When it comes to celebrating the success of Boston professional sports teams, Suffolk University has a kind of home field advantage: The teams take their victory laps right through campus.
This hit home once again as students, faculty, and staff gathered to cheer on the 2018 World Champion Boston Red Sox during the city’s duck boat parade honoring the hometown heroes.
The Suffolk community was at center stage showing ecstatic support for the Sox as the ultimate MLB celebration rolled right by the front doors of campus buildings.
Singing & dancing in glee
“I grew up in a big baseball family, so I didn’t want to miss anything today,” said Brianna Chalas, Class of 2021, a marketing and big data double major. “This was something I will never forget.”
“It was a once-in-a-lifetime opportunity,” said Elena Bonetti, Class of 2021, a finance major. “It brings everyone together and makes you appreciate the special moment, because you never know when something like this is going to happen again.”
All ages came together in a massive crowd that sang, danced, and cheered as the duck boats carrying the Red Sox players, coaches, and other members of the winning organization rolled through town.
Blasts of red, white, and blue confetti filled the air, much to the delight of the boisterous fans. Red Sox players smiled, waved, and recognized their faithful fans, at times to the song “I’m Shipping Up to Boston,” performed on board a duck boat by the Dropkick Murphys, a band tied closely to the Sox since 2004, when the team broke its 86-year championship drought.
Jinhao Huang, a Sawyer Business School graduate student who came to Suffolk from China two months ago, watched the parade from inside the Sawyer Library.
“This is exciting and gives me an awesome feeling,” said Huang, who wore a Red Sox World Series jacket and baseball cap. “Seeing something like this makes me learn more about American culture and how people really support the team.”
Eye-to-eye with hometown heroes
Kristi Warab, acquisitions manager of the Sawyer Library, was perched comfortably on a windowsill in her work area. “This is the best location,” she said. “I had the perfect view; almost eye level with the players. “Everybody cheered the most for Mookie (Betts). He has the best smile.”
John Kineavy, Suffolk’s manager of purchasing and a lifelong Red Sox devotee, wore his Red Sox jacket to work, but changed into his David Price jersey and team scally cap when it came time to go outside and watch his team celebrate.
“I have such a feeling of elation and satisfaction,” he said. “This is a historic team and, after jelling in September, there was no looking back.”
Kate Rodrigues, office manager in the Mathematics & Computer Science Department, and her coworkers watched from an eighth-floor conference room window in the Stahl Center.
“This is the same window I was at when Tom Brady waved to me during the last Patriots Super Bowl parade,” she said with a big smile. “And when are you going to have a Red Sox parade and Halloween fall on the same day ever again, like it did this year?”
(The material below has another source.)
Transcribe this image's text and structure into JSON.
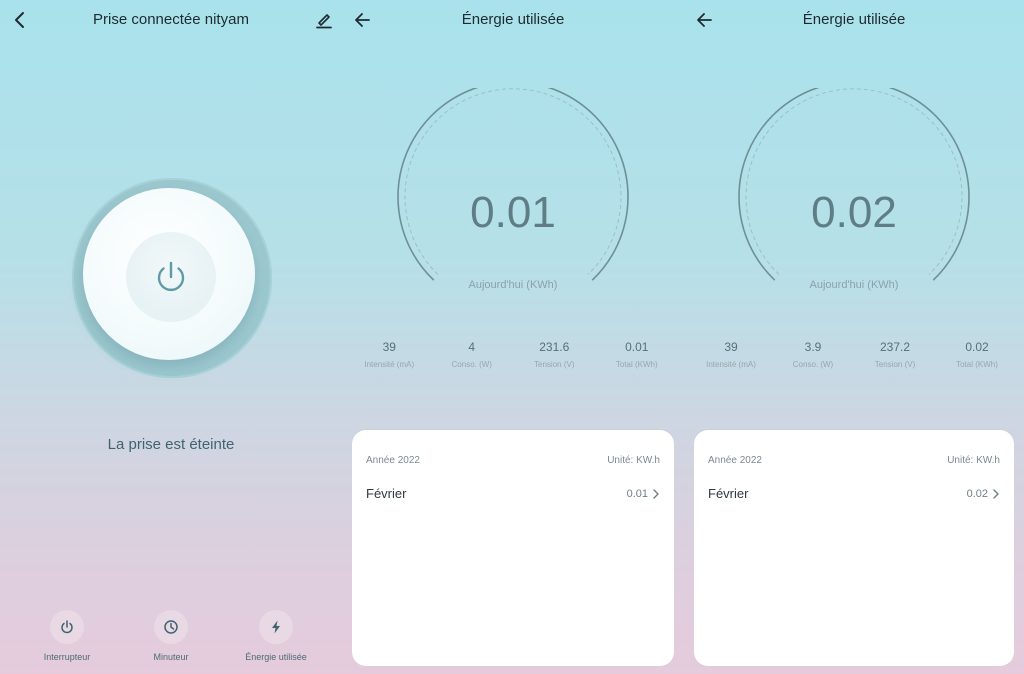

Michael Hadley was in full Halloween-plus-team spirit. He wore a Chewbacca costume, a Red Sox cap, and a David Ortiz jersey as he cheered on the world champs with dance moves in front of a Sawyer Library window. His performance captured the attention of Red Sox players and fans.
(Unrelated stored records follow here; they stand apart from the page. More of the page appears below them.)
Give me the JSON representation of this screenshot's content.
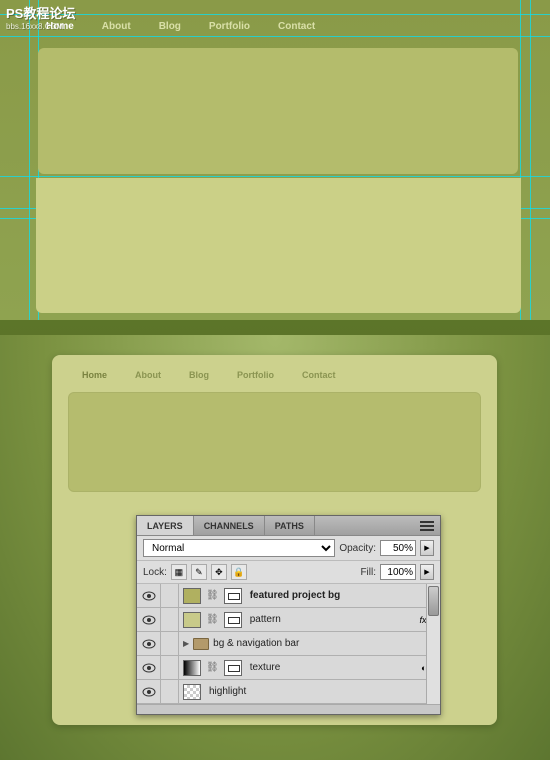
{
  "watermark": {
    "line1": "PS教程论坛",
    "line2": "bbs.16xx8.COM"
  },
  "nav": {
    "items": [
      {
        "label": "Home",
        "active": true
      },
      {
        "label": "About",
        "active": false
      },
      {
        "label": "Blog",
        "active": false
      },
      {
        "label": "Portfolio",
        "active": false
      },
      {
        "label": "Contact",
        "active": false
      }
    ]
  },
  "layers_panel": {
    "tabs": {
      "layers": "LAYERS",
      "channels": "CHANNELS",
      "paths": "PATHS"
    },
    "blend_mode": "Normal",
    "opacity_label": "Opacity:",
    "opacity_value": "50%",
    "lock_label": "Lock:",
    "fill_label": "Fill:",
    "fill_value": "100%",
    "layers": [
      {
        "name": "featured project bg",
        "bold": true,
        "thumbs": [
          "olive",
          "mask"
        ],
        "linked": true
      },
      {
        "name": "pattern",
        "thumbs": [
          "pale",
          "mask"
        ],
        "linked": true,
        "fx": true
      },
      {
        "name": "bg & navigation bar",
        "folder": true
      },
      {
        "name": "texture",
        "thumbs": [
          "grad",
          "mask"
        ],
        "linked": true,
        "adjust": true
      },
      {
        "name": "highlight",
        "thumbs": [
          "checker"
        ]
      }
    ]
  }
}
“This was a great celebration and a good time had by all,” said Hadley, an administrative services coordinator in the Theatre Department. “It was great to see the team give back to the fans for the way we’ve supported them all year long.”
Students join media fray
Suffolk’s ideal location along the parade route drew Boston news photographers and videographers to campus, and they captured all the action from perches in the upper floors of the Stahl Center and Sargent Hall.
Students were also busy shooting video and running a live camera feed to New England Cable News and NBC Boston from just outside the University’s studio on Tremont Street.
Suffolk University Police Officer Pedro Valentin, who was able to savor the parade of champions while keeping a watchful eye outside of the Stahl Center, said that, wherever he goes, he tells people he’s from Boston.
“I’m very proud of this city,” he said.